If it's something that may escape a casual glance, but will be seen as "unnatural" by someone paying close attention, it's slightly unnatural. E.g. a glass very slowly sliding across a table, a wheel that keeps spinning indefinitely without anyone turning it.
If it's something that will keep even a persistent observer in doubt about whether he's seeing anything "unnatural", then it's natural. E.g. something pushed by a human that moves as if pushed by a stronger human, a lock that unlocks or jams, a door that slowly swings or open or shut.

By the way, learning how to use a force multiplying gauntlet of this kind is itself tricky! This itself might deserve its own skill. After all, there is absolutely no magic (Corpus!) here to help out.
This is something I do not understand. Learning how to use servo-assisted steering was completely effortless and virtually instantaneous for every driver I've known.

Also, since there is no Corpus, the magus is likely to get injured very, very quickly from this heavy gauntlet chafing, yanking, jerking at his hands.
If you read the description of the spell, you'd see that it's impossible for the gauntlet to exert more than the slightest pressure on the hand, because that slightest pressure will make it move so as to ease that pressure. It's like having a host of bodyguards that push the crowds away from you when you walk in a crowded place. It certainly does not require you to re-learn walking, nor are you jostled by the bodyguards.
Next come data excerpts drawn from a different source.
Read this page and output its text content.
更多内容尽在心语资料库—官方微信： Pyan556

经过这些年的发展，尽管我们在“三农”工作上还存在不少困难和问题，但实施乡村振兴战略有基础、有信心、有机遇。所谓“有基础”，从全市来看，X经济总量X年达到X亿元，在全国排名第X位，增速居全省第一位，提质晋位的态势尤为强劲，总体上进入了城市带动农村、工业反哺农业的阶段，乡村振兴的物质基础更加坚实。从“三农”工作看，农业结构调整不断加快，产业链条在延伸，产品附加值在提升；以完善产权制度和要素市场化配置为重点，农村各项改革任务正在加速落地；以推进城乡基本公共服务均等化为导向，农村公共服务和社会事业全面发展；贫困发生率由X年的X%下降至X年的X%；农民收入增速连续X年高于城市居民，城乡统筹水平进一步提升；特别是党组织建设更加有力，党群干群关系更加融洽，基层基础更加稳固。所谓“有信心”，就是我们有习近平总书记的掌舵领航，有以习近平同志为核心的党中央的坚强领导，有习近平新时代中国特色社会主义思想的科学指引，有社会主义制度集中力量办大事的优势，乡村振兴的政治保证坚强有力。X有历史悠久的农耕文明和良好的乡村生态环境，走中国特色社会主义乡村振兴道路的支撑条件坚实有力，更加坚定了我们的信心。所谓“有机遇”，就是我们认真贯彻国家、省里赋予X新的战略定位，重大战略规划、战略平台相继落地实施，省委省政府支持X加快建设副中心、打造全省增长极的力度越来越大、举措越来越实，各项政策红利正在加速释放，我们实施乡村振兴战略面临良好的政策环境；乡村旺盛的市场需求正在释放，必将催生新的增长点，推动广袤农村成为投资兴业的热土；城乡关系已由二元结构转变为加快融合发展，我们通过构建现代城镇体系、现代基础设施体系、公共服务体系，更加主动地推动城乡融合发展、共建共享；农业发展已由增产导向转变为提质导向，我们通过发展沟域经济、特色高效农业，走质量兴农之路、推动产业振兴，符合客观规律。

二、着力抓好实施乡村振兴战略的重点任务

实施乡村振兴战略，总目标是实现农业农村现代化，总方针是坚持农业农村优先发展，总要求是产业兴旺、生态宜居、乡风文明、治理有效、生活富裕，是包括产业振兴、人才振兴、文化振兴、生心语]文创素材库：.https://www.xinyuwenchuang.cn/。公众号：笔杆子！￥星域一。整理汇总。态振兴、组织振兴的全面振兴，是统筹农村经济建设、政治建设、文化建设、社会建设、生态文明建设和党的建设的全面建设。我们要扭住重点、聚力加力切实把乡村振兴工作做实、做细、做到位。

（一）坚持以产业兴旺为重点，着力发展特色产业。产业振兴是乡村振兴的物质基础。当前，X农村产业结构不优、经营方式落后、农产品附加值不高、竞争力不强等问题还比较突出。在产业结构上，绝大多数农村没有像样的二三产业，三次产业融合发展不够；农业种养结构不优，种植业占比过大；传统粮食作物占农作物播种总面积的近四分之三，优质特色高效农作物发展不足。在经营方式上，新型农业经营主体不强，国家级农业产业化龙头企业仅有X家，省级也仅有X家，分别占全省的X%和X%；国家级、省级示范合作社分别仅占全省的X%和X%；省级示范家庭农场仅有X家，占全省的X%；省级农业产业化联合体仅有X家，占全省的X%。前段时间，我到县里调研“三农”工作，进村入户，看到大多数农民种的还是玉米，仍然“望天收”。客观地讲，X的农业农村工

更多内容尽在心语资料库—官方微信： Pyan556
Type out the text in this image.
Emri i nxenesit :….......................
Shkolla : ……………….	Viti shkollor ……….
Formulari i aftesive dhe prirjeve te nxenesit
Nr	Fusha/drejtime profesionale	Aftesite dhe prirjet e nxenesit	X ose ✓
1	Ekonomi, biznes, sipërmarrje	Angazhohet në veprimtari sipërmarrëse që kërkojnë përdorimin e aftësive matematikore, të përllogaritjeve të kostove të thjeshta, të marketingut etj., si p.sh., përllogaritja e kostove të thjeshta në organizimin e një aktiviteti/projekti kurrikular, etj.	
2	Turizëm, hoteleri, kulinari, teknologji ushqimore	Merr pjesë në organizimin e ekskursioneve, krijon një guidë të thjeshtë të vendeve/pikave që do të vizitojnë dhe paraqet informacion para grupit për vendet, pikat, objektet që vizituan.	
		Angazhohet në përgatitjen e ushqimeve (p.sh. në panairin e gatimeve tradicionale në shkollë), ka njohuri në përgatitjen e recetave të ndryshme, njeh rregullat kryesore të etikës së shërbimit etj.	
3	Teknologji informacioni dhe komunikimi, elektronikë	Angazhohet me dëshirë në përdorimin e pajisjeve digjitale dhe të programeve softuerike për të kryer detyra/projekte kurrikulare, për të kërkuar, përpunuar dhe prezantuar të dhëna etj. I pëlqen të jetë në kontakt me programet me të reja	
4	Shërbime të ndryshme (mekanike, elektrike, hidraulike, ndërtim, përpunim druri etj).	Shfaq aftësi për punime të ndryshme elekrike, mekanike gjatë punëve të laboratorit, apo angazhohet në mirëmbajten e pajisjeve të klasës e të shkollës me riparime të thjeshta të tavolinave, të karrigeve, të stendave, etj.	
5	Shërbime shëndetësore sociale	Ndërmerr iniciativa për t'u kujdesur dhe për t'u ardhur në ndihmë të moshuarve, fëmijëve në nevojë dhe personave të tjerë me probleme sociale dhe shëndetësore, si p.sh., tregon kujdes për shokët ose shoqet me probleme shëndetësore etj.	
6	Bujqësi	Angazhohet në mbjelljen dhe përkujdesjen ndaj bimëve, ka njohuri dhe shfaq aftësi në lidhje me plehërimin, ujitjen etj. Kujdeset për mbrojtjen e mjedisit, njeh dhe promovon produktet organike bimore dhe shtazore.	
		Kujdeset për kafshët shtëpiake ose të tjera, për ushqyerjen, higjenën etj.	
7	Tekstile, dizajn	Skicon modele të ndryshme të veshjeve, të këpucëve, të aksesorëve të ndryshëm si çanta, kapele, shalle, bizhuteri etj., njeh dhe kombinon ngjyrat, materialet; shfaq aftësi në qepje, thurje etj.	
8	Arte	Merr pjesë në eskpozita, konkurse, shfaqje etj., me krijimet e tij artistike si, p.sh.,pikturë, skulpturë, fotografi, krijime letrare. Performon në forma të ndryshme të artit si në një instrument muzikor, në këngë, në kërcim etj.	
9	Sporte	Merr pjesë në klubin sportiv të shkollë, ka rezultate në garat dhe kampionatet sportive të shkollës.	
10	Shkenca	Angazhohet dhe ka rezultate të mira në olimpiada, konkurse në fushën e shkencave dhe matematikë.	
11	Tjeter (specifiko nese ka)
Also, the ReTe cast only on the gauntlet only holds up the Gauntlet with Str 5, or whatever it is. It in no way grants Str 5 to the gauntlet. I don't know where you're even getting this from. Sure, you can use a ReTe guideline to hold as much stuff as you want, at which point the spell is affecting the stuff. Heck, a spell cast at touch (similar to Treading the Ashen Path) that lets you pick up any boulder you touch all day long works for me. (Throwing it is tougher though!)
It's a pity that despite trying very hard, I failed to convey in the spell description that the gauntlet makes every movement as if moved by a wearer with Strength +5 -- except that the force for those movements is not exerted internally by the wearer, but by the magic. A few people got it, but for such a simple concept I certainly did a bad job explaining it.